Yah, semacam jargon “I am single and very happy”, tapi lebih asing bagi orang lain. Jika istilah itu diinfokan kepada para orang tua—paling tidak bisa disampaikan secara diplomatis—agar tidak ada pertanyaan lanjutan yang membingungkan. Paling istilahnya (quirkyalone) saja yang agak membuat bingung. Setidaknya pertanyaan soal jodoh bisa diredam.
Seseorang yang menobatkan diri sebagai quirkyalone tidak ingin sembarang dalam memilih pasangan alias selektif untuk meminimalisir rasa sakit hati yang tidak perlu dirasakan. Jadi, tidak ada istilah yang penting punya pacar. Justru, tidak apa-apa jomblo yang penting bahagia—masih bisa kumpul dengan teman-teman yang lain dan melakukan hal yang berguna bagi diri sendiri pun orang lain.
Bila diantara kalian adalah pembaca setia Mojok, ada satu tulisan dari Cepi Sabre yang menegaskan bahwa, “setiap orang boleh jadi bajingan, tapi habiskan jatah bajinganmu ketika kamu masih jomblo supaya di masa depan nggak nyusah-nyusahin anak dan istrimu”, pada artikel yang berjudul “Habiskan Jatah Bajinganmu Selagi Jomblo”. Tulisan dan beberapa quote-nya tentu bisa menjadi rujukan bagi kalian yang masih belum tahu harus menjawab apa dengan pertanyaan soal kejombloanmu. Mudah-mudahan dengan alasan itu, tidak ada lagi yang mempertanyakan tentang status hubunganmu.

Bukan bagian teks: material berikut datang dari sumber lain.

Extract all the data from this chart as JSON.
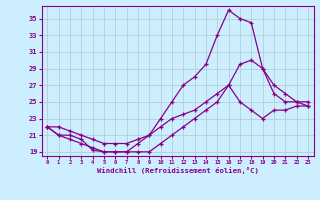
{
  "xlabel": "Windchill (Refroidissement éolien,°C)",
  "bg_color": "#cceeff",
  "line_color": "#880088",
  "grid_color": "#aacccc",
  "series1_x": [
    0,
    1,
    2,
    3,
    4,
    5,
    6,
    7,
    8,
    9,
    10,
    11,
    12,
    13,
    14,
    15,
    16,
    17,
    18,
    19,
    20,
    21,
    22,
    23
  ],
  "series1_y": [
    22,
    21,
    20.5,
    20,
    19.5,
    19,
    19,
    19,
    19,
    19,
    20,
    21,
    22,
    23,
    24,
    25,
    27,
    25,
    24,
    23,
    24,
    24,
    24.5,
    24.5
  ],
  "series2_x": [
    0,
    1,
    2,
    3,
    4,
    5,
    6,
    7,
    8,
    9,
    10,
    11,
    12,
    13,
    14,
    15,
    16,
    17,
    18,
    19,
    20,
    21,
    22,
    23
  ],
  "series2_y": [
    22,
    21,
    21,
    20.5,
    19.2,
    19,
    19,
    19,
    20,
    21,
    23,
    25,
    27,
    28,
    29.5,
    33,
    36,
    35,
    34.5,
    29,
    26,
    25,
    25,
    25
  ],
  "series3_x": [
    0,
    1,
    2,
    3,
    4,
    5,
    6,
    7,
    8,
    9,
    10,
    11,
    12,
    13,
    14,
    15,
    16,
    17,
    18,
    19,
    20,
    21,
    22,
    23
  ],
  "series3_y": [
    22,
    22,
    21.5,
    21,
    20.5,
    20,
    20,
    20,
    20.5,
    21,
    22,
    23,
    23.5,
    24,
    25,
    26,
    27,
    29.5,
    30,
    29,
    27,
    26,
    25,
    24.5
  ],
  "ylim": [
    18.5,
    36.5
  ],
  "xlim": [
    -0.5,
    23.5
  ],
  "yticks": [
    19,
    21,
    23,
    25,
    27,
    29,
    31,
    33,
    35
  ],
  "xticks": [
    0,
    1,
    2,
    3,
    4,
    5,
    6,
    7,
    8,
    9,
    10,
    11,
    12,
    13,
    14,
    15,
    16,
    17,
    18,
    19,
    20,
    21,
    22,
    23
  ]
}
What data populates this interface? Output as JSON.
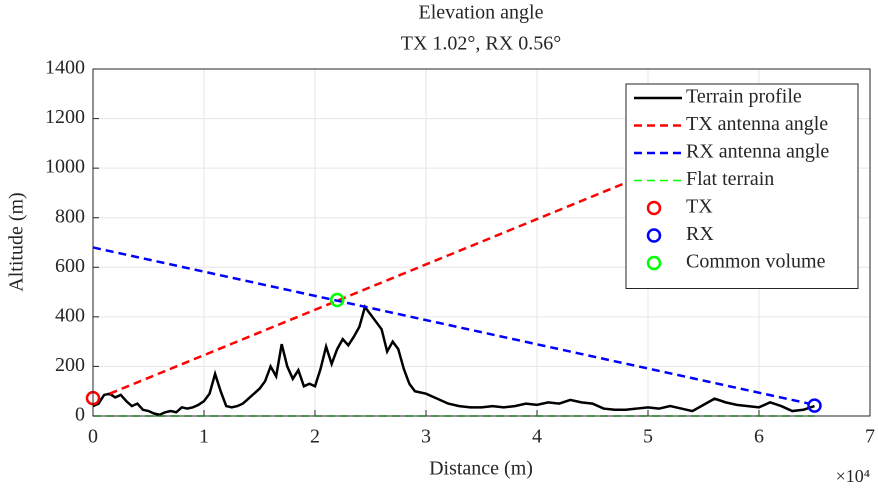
{
  "chart_data": {
    "type": "line",
    "title": [
      "Elevation angle",
      "TX 1.02°, RX 0.56°"
    ],
    "xlabel": "Distance (m)",
    "ylabel": "Altitude (m)",
    "x_exponent": "×10⁴",
    "xlim": [
      0,
      70000
    ],
    "ylim": [
      0,
      1400
    ],
    "xticks": [
      {
        "value": 0,
        "label": "0"
      },
      {
        "value": 10000,
        "label": "1"
      },
      {
        "value": 20000,
        "label": "2"
      },
      {
        "value": 30000,
        "label": "3"
      },
      {
        "value": 40000,
        "label": "4"
      },
      {
        "value": 50000,
        "label": "5"
      },
      {
        "value": 60000,
        "label": "6"
      },
      {
        "value": 70000,
        "label": "7"
      }
    ],
    "yticks": [
      0,
      200,
      400,
      600,
      800,
      1000,
      1200,
      1400
    ],
    "grid": true,
    "legend": "upper right",
    "series": [
      {
        "name": "Terrain profile",
        "color": "#000000",
        "style": "solid",
        "x": [
          0,
          500,
          1000,
          1500,
          2000,
          2500,
          3000,
          3500,
          4000,
          4500,
          5000,
          5500,
          6000,
          6500,
          7000,
          7500,
          8000,
          8500,
          9000,
          9500,
          10000,
          10500,
          11000,
          11500,
          12000,
          12500,
          13000,
          13500,
          14000,
          15000,
          15500,
          16000,
          16500,
          17000,
          17500,
          18000,
          18500,
          19000,
          19500,
          20000,
          20500,
          21000,
          21500,
          22000,
          22500,
          23000,
          23500,
          24000,
          24500,
          25000,
          25500,
          26000,
          26500,
          27000,
          27500,
          28000,
          28500,
          29000,
          30000,
          31000,
          32000,
          33000,
          34000,
          35000,
          36000,
          37000,
          38000,
          39000,
          40000,
          41000,
          42000,
          43000,
          44000,
          45000,
          46000,
          47000,
          48000,
          49000,
          50000,
          51000,
          52000,
          53000,
          54000,
          55000,
          56000,
          57000,
          58000,
          59000,
          60000,
          61000,
          62000,
          63000,
          64000,
          65000
        ],
        "values": [
          40,
          50,
          85,
          90,
          75,
          85,
          60,
          40,
          50,
          25,
          20,
          10,
          5,
          15,
          20,
          15,
          35,
          30,
          35,
          45,
          60,
          90,
          170,
          100,
          40,
          35,
          40,
          50,
          70,
          110,
          140,
          200,
          160,
          290,
          200,
          150,
          185,
          120,
          130,
          120,
          190,
          280,
          210,
          270,
          310,
          285,
          320,
          360,
          440,
          410,
          380,
          350,
          260,
          300,
          270,
          190,
          130,
          100,
          90,
          70,
          50,
          40,
          35,
          35,
          40,
          35,
          40,
          50,
          45,
          55,
          50,
          65,
          55,
          50,
          30,
          25,
          25,
          30,
          35,
          30,
          40,
          30,
          20,
          45,
          70,
          55,
          45,
          40,
          35,
          55,
          40,
          20,
          25,
          40
        ]
      },
      {
        "name": "TX antenna angle",
        "color": "#ff0000",
        "style": "dashed",
        "x": [
          1500,
          65000
        ],
        "values": [
          90,
          1252
        ]
      },
      {
        "name": "RX antenna angle",
        "color": "#0000ff",
        "style": "dashed",
        "x": [
          0,
          64500
        ],
        "values": [
          680,
          50
        ]
      },
      {
        "name": "Flat terrain",
        "color": "#00ff00",
        "style": "dashed-thin",
        "x": [
          0,
          65000
        ],
        "values": [
          0,
          0
        ]
      },
      {
        "name": "TX",
        "color": "#ff0000",
        "style": "marker",
        "x": [
          0
        ],
        "values": [
          72
        ]
      },
      {
        "name": "RX",
        "color": "#0000ff",
        "style": "marker",
        "x": [
          65000
        ],
        "values": [
          42
        ]
      },
      {
        "name": "Common volume",
        "color": "#00ff00",
        "style": "marker",
        "x": [
          22000
        ],
        "values": [
          468
        ]
      }
    ]
  }
}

Jika sudah bingung dengan alasan duniawi yang ada, sekalian saja diinfokan bahwa kita adalah bagian dari komunitas Indonesia Tanpa Pacaran. Jangan lupa juga untuk tetap stay membuka laman akun Instagramnya, sebab jika mentok dan tidak tahu apa alasan selanjutnya yang harus dibeberkan, tinggal mengutip saja caption yang ada di sana. Sekaligus berdakwah dalam diam. Atau, bisa juga disampaikan bahwa gelar jomblo yang didapat terinspirasi dari tagar yang diramaikan oleh Felix Siauw di akun medsosnya, yakni #UdahPutusinAja. Sehingga status berpacaran pun lenyap seiring dengan ramainya tagar tersebut dan kalian lebih memilih untuk memutuskan hubungan dengan pacar lalu mencoba untuk berhijrah.
Bagi saya—yang sejujurnya—tidak tahan jika harus berlama-lama sendiri, rasanya tidak layak mengklaim diri sebagai quirkyalone, mengaku ikut komunitas Indonesia Tanpa Pacaran, atau pengikut cermah dari Felix Siauw. Apalagi dahulu sempat berpacaran dengan seseorang 17 bulan lamanya dan akhirnya putus, lalu satu bulan kemudian sudah memulai kembali hubungan yang baru dengan orang lain. Bukan karena sok playboy dan tamvan—lebih kepada, saya menghayati dan mengaplikasikan sebuah lagu dari band asal Massachusetts, Boys Like Girls – Two is Better Than One dalam kehidupan sehari-hari.